Dr. Child: I have known about the IMF since shortly after its inception and was delighted to be invited to join its Scientific Advisory Board. The presence of the IMF in the UK with the establishment of the office in Edinburgh has resulted in increasing awareness of the disease and of developments in treatment. The series of seminars held in the UK have been very successful and I have heard very favourable comments from patients. Being able to access information early and keep in touch with “what’s going on” through the IMF is clearly much appreciated. Coincidentally, those of us researching and treating myeloma in the UK have been working to establish closer collaborative links particularly in the formulation of trials of new agents and regimens. We have now formalised this with the setting up of the UK Myeloma Forum.
I see the Forum as a means of developing more synchronised research at various levels. Its deliberations will also be of key importance in planning the next major UK randomised trial, which I hope will be run in conjunction with the MRC. We should also be able to orchestrate a variety of pilot/phase II studies (including a bisphosphonate study and a phase II trial of thalidomide). The IMF has been very supportive of this initiative and I look forward to a continuing fruitful relationship.
MT: What type of research would you like to see the IMF support?
Dr. Child: It seems likely that we will be "advancing on many fronts" in the battle against myeloma and it would be a mistake to give priority to more fundamental laboratory science rather than closely clinically linked research or, indeed, vice-versa. What is important is the ability to support promising areas of work flexibly. Communication between groups and the encouragement of cross-fertilisation of ideas is also something which needs active encouragement. The growth in research funding provided by the IMF is very much to be welcomed. I would hope that it will be possible to support many more researchers, in some cases enabling them to spend time at other centres and with other groups. This may well involve time in another country. As the IMF spreads its wings, it would seem entirely appropriate to encourage international research fellowships. Susie Novis has often emphasised the need for a worldwide effort without frontiers in the fight against myeloma. I am sure that we now need to provide some tangible initiatives to promote this.

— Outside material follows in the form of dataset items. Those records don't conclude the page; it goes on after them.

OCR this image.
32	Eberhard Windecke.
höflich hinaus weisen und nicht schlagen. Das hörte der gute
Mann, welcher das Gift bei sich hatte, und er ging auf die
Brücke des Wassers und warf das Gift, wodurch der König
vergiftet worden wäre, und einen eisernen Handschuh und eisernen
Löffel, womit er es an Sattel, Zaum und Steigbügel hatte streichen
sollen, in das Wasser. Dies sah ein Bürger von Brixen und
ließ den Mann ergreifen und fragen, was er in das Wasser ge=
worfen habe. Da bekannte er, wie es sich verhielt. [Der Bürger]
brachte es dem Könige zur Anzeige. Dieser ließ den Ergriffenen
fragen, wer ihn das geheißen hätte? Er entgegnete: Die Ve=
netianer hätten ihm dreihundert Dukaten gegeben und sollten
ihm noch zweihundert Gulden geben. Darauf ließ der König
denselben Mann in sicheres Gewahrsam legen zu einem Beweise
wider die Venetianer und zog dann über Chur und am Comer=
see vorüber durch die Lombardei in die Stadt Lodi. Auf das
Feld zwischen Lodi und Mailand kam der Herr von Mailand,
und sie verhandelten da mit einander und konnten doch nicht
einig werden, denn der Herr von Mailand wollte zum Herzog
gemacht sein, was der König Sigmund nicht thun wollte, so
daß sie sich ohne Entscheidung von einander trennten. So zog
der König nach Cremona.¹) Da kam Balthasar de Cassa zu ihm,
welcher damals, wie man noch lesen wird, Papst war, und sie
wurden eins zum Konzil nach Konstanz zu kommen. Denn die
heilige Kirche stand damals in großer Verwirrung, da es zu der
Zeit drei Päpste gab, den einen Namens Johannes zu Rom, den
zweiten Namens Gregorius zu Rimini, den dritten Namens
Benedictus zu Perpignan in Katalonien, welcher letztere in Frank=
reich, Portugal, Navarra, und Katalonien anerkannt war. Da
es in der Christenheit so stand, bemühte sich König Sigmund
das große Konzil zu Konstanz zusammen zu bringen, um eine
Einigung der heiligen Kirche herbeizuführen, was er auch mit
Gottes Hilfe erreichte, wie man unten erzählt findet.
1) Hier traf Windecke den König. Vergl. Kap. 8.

MT: When do you think patients will have access to curative treatment and what form is this likely to take?
Dr. Child: Despite the genuine improvements in a range of treatment which all adds up to better clinical management of the disease we still seem to be only inching forward. The volume of scientific data on the nature of the disease has hugely increased in just a few years, however, and I sense that we are on the verge of exciting developments. Even if truly curative treatment is some way off, it does seem a distinct possibility that we will soon be able to devise strategies to suppress disease progression after reducing the level of disease to an extremely low level. Many patients today would be happy to achieve something short of cure if they were able to enjoy a normal quality of life in the long term.